Kepala Desa Malangan, Subagyo, mengatakan hujan deras disertai angin kencang menerjang wilayah Malangan selama hampir satu jam pada Senin sore. Ia menuturkan hujan tersebut disertai hujan es.

“Suara hujannya itu trotok-trotok dan deras,” kata Subagyo saat ditemui di ruang kerjanya.

Selain kandang ayam, terjangan angin kencang juga membuat sejumlah pohon di wilayah Malangan ambruk. Namun, ia memastikan tak ada pohon yang ambruk hingga melintang di badan jalan kampung.

“Tidak ada warga yang menjadi korban. Ada beberapa pohon ambruk namun tidak sampai menutup jalan,” ungkapnya.

Kepala BPBD Klaten, Bambang Giyanto, mengatakan hujan deras disertai angin ribut menerjang sejumlah desa di Klaten pada Senin sore. Dari laporan yang ia terima, pohon tumbang terjadi di wilayah Desa Ngabeyan, Kecamatan Karanganom, hingga menutup jalan desa.

Selain itu, angin kencang merusak kubah Masjid Besar Darussalam di Desa Polan, Kecamatan Polanharjo. Sementara guyuran hujan deras membuat debit sejumlah sungai meningkat.

Peningkatan debit sungai itu membuat talut di Desa Ponggok, Kecamatan Polanharjo, ambrol sepanjang 30 meter dengan ketinggian 2 meter.
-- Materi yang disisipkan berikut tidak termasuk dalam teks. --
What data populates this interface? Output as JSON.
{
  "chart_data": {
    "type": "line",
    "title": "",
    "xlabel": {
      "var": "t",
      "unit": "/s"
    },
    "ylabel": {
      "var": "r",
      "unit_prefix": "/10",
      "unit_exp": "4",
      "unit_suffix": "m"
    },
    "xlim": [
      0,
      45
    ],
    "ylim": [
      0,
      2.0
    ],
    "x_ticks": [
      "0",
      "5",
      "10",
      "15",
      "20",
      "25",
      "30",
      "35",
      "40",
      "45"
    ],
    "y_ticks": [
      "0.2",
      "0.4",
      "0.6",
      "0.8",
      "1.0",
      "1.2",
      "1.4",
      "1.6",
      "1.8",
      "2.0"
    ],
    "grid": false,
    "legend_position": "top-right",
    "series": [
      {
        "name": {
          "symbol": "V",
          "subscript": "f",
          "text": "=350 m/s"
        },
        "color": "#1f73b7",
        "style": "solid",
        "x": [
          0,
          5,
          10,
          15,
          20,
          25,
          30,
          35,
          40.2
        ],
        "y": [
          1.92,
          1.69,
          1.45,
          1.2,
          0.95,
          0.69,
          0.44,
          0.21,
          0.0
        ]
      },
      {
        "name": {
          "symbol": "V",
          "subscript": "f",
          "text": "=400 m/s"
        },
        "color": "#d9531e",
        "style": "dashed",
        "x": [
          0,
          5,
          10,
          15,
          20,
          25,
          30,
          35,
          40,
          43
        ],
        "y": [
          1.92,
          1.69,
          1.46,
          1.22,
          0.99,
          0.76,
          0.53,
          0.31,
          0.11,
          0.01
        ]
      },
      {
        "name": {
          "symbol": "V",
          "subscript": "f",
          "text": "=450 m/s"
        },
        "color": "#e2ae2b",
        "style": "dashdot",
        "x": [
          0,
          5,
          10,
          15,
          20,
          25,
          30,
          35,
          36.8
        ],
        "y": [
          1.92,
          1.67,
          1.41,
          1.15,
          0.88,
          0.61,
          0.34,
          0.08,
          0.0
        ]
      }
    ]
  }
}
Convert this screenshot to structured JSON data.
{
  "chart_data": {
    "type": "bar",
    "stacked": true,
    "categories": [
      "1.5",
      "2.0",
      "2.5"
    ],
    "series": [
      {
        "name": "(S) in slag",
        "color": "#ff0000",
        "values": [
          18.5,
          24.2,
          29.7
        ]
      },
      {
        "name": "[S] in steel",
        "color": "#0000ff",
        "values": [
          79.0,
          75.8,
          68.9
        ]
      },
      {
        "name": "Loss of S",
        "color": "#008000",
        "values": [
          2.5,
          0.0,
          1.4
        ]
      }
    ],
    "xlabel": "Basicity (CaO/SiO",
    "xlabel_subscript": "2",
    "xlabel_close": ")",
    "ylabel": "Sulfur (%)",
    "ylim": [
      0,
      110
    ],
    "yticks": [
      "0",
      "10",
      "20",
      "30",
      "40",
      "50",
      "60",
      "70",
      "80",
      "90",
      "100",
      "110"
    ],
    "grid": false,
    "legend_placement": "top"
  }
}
Talut di Desa Turus, Kecamatan Polanharjo, sepanjang 40 meter dan tinggi 2 meter juga ambruk hingga mengancam jalan desa.

Debit dan arus air di Sungai Kaligawe juga meningkat. Derasnya aliran air memuat rumpun bambu longsor dan terbawa aliran hingga melintang di Jembatan Kupang, Kecamatan Karangdowo.

Akibat aliran terhambat, air sungai meluap di perkampungan Desa Kupang, Karangdowo setinggi 30 sentimeter. “Sudah ada penanganan untuk pohon tumbang serta rumpun bambu yang menghambat aliran air sungai dari sukarelawan, BPBD, BBWSBS, TNI, dan polri bersama warga,” kata Bambang.

Bambang mengatakan sesuai prediksi BMKG, puncak musim hujan diperkirakan terjadi mulai 20 Desember 2018. Ia mengimbau warga agar tetap waspada terhadap angin kencang serta meluapnya air sungai.

“Kami berharap sampah jangan dibuang ke sungai. Di aliran sungai itu masih banyak ditemui timbunan sampah. Ini perlu kesadaran dari semuanya agar menjaga sungai tetap bersih,” urai dia.